Werden Angehörige des/der Verstorbenen bei Gelegenheit der Leichenschau beraten, untersucht, behandelt oder sonstwie betreut, können diese Leistungen im Sinne jeweils eigenständiger Behandlungsfälle abgerechnet werden.
Ein Besuch ist dafür aber trotzdem neben der Leichenschau nicht ansatzfähig.
Damit löst die 5. GOÄ-Änderungs-VO das altbekannte Problem nur teilweise. Denn zweifelsfrei findet eine Leichenschau dort statt, wo sich der/die Tote befindet.
Leichenschau vor Ort
Ärzte müssen sich dorthin begeben. Wegegelder und Zuschläge für die „Unzeit“ dürfen sie berechnen, den Besuch nicht.

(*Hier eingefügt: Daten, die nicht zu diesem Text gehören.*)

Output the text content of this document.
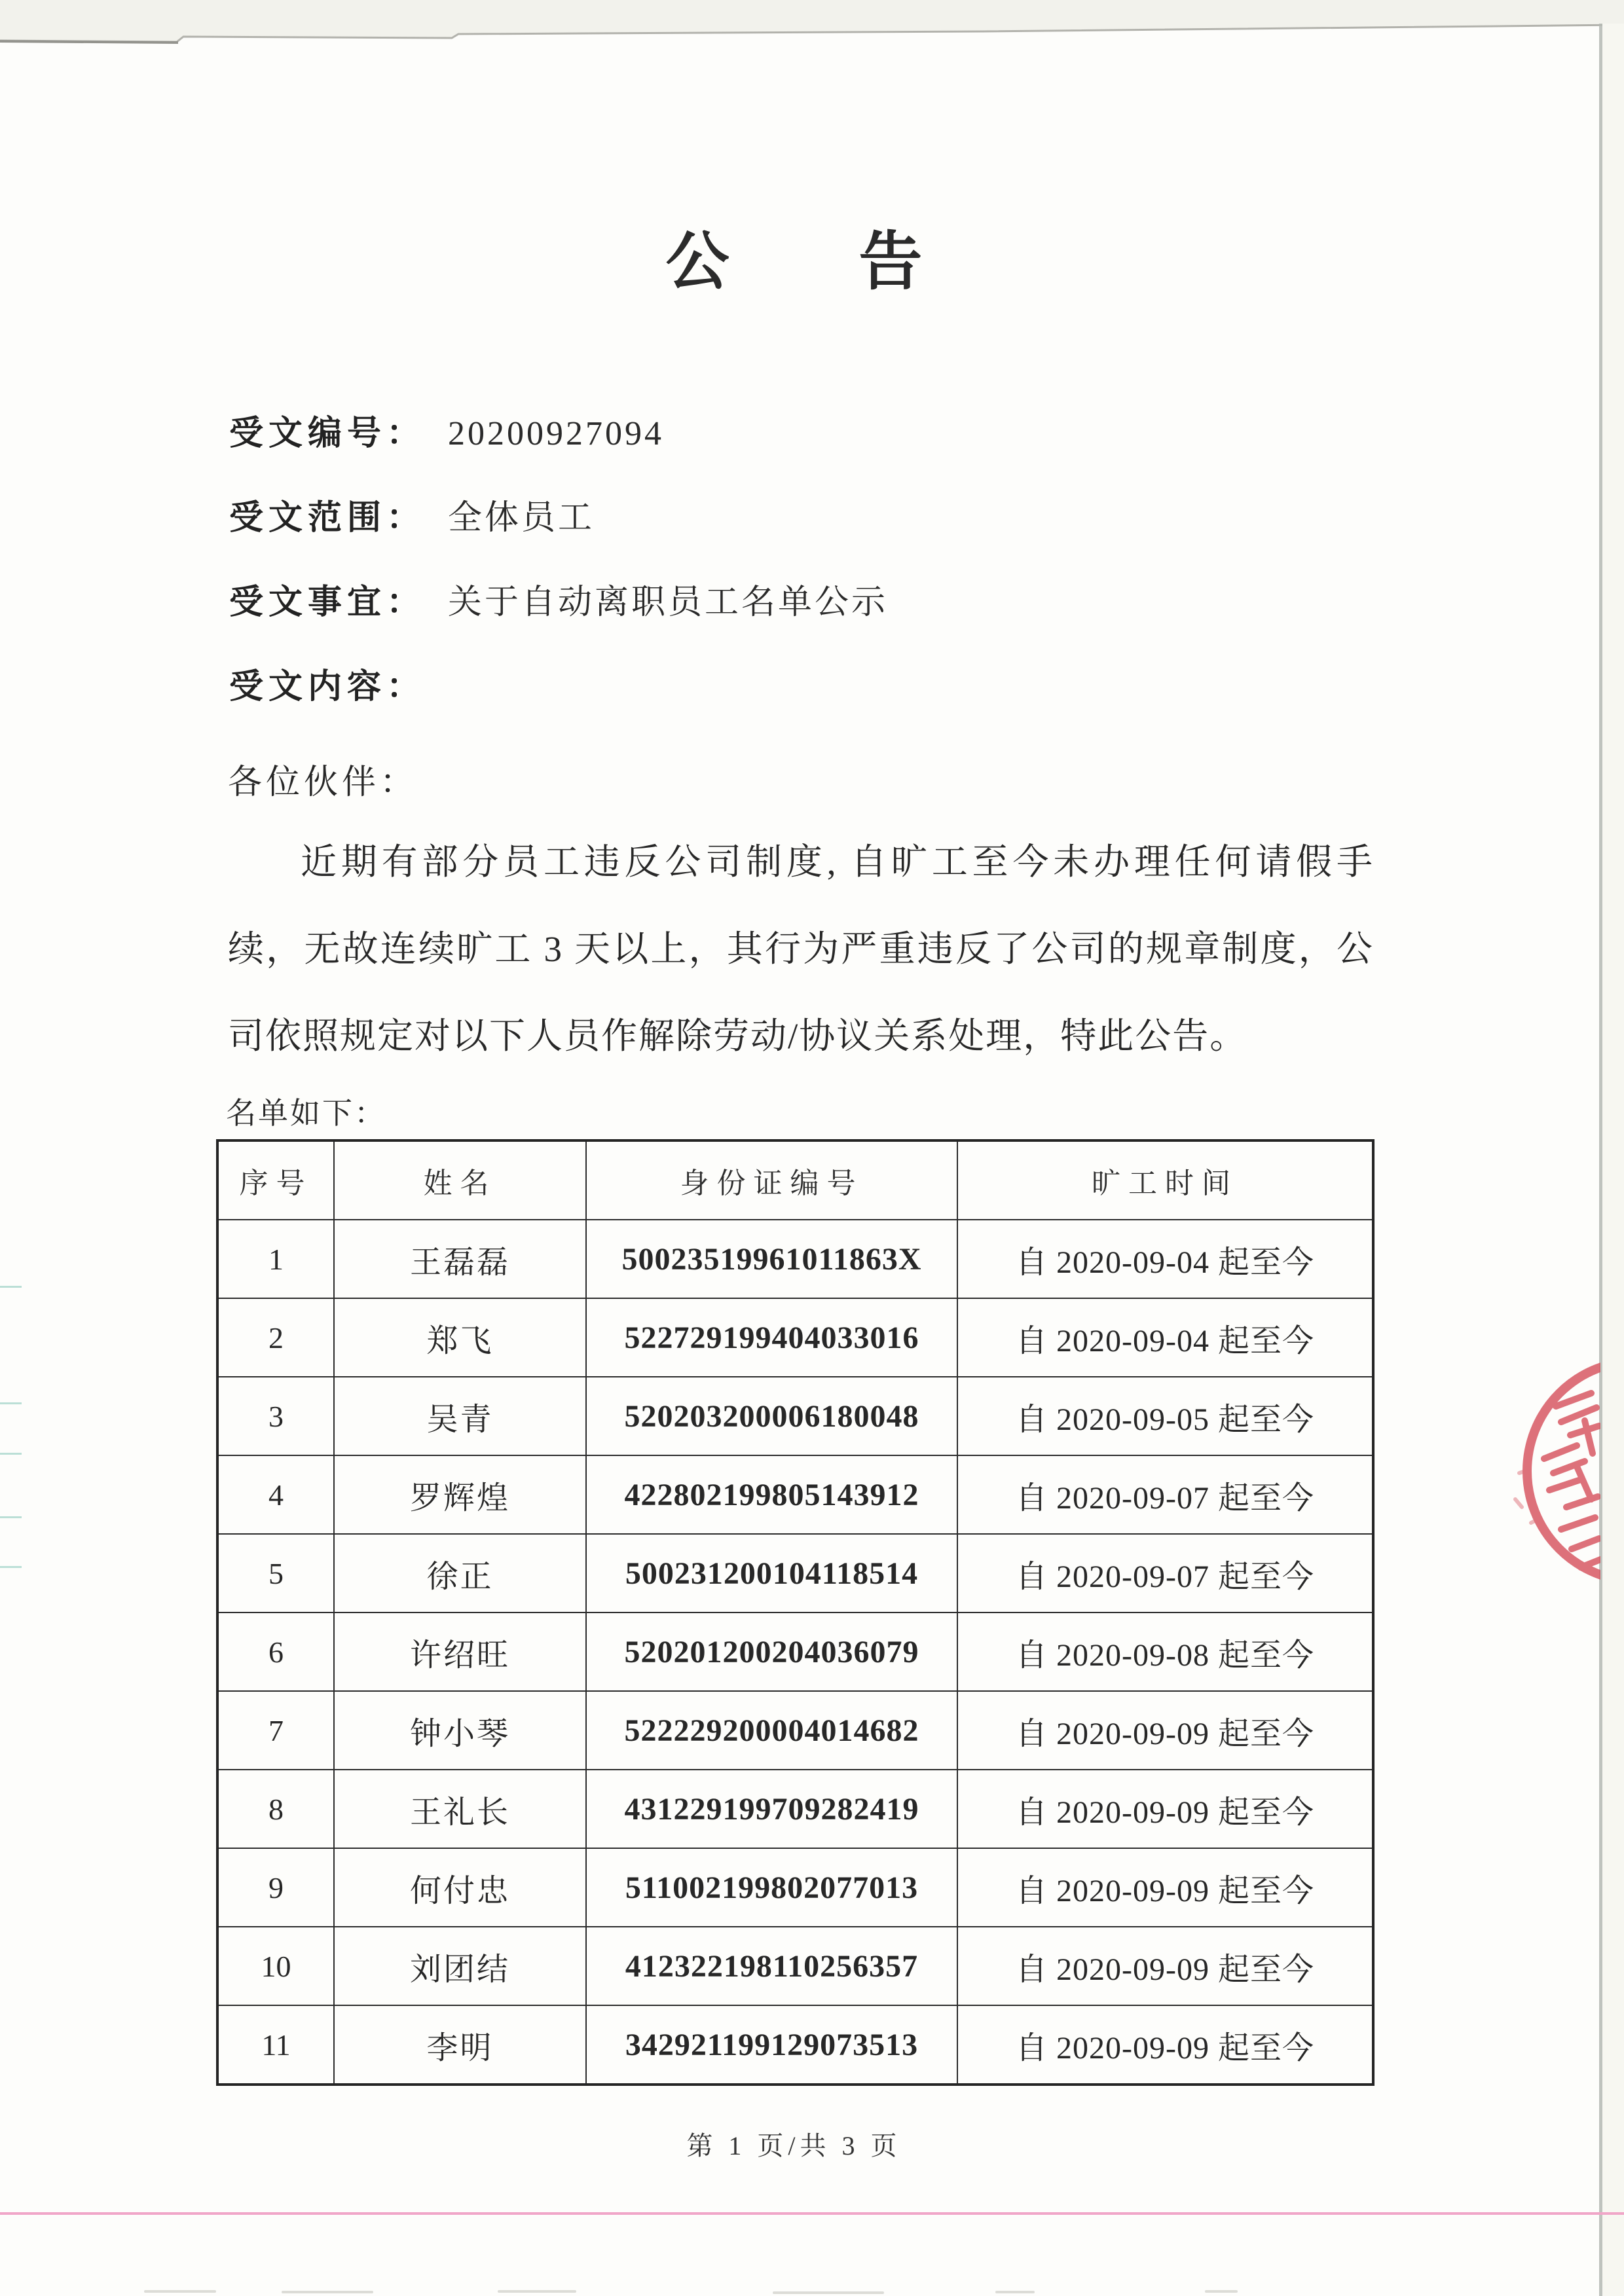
公　告
受文编号： 20200927094
受文范围： 全体员工
受文事宜： 关于自动离职员工名单公示
受文内容：
各位伙伴：
近期有部分员工违反公司制度, 自旷工至今未办理任何请假手
续，无故连续旷工 3 天以上，其行为严重违反了公司的规章制度，公
司依照规定对以下人员作解除劳动/协议关系处理，特此公告。
名单如下：
序号	姓名	身份证编号	旷工时间
1	王磊磊	50023519961011863X	自 2020-09-04 起至今
2	郑飞	522729199404033016	自 2020-09-04 起至今
3	吴青	520203200006180048	自 2020-09-05 起至今
4	罗辉煌	422802199805143912	自 2020-09-07 起至今
5	徐正	500231200104118514	自 2020-09-07 起至今
6	许绍旺	520201200204036079	自 2020-09-08 起至今
7	钟小琴	522229200004014682	自 2020-09-09 起至今
8	王礼长	431229199709282419	自 2020-09-09 起至今
9	何付忠	511002199802077013	自 2020-09-09 起至今
10	刘团结	412322198110256357	自 2020-09-09 起至今
11	李明	342921199129073513	自 2020-09-09 起至今
第 1 页/共 3 页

Die Spitzfindigkeit, sich immer auf den in Nummer 50 GOÄ definierten Leistungsinhalt zurückzuziehen (weil schließlich Verstorbene nicht mehr beraten werden können), wäre unseres Ermessens leicht aufzulösen. In die nächste GOÄ könnte aufgenommen werden: „Aufsuchen eines/einer Toten zum Zweck der Leichenschau“, mit gegenüber der bisherigen Gebühr nach GOÄ 50 reduzierter Punktzahl.
Auch der aktuell in der Diskussion befindliche Vorschlag einer GOÄ-Novelle kennt einige Lücken in der Reihenfolge der GOÄ-Nummern, die dafür belegt werden könnten.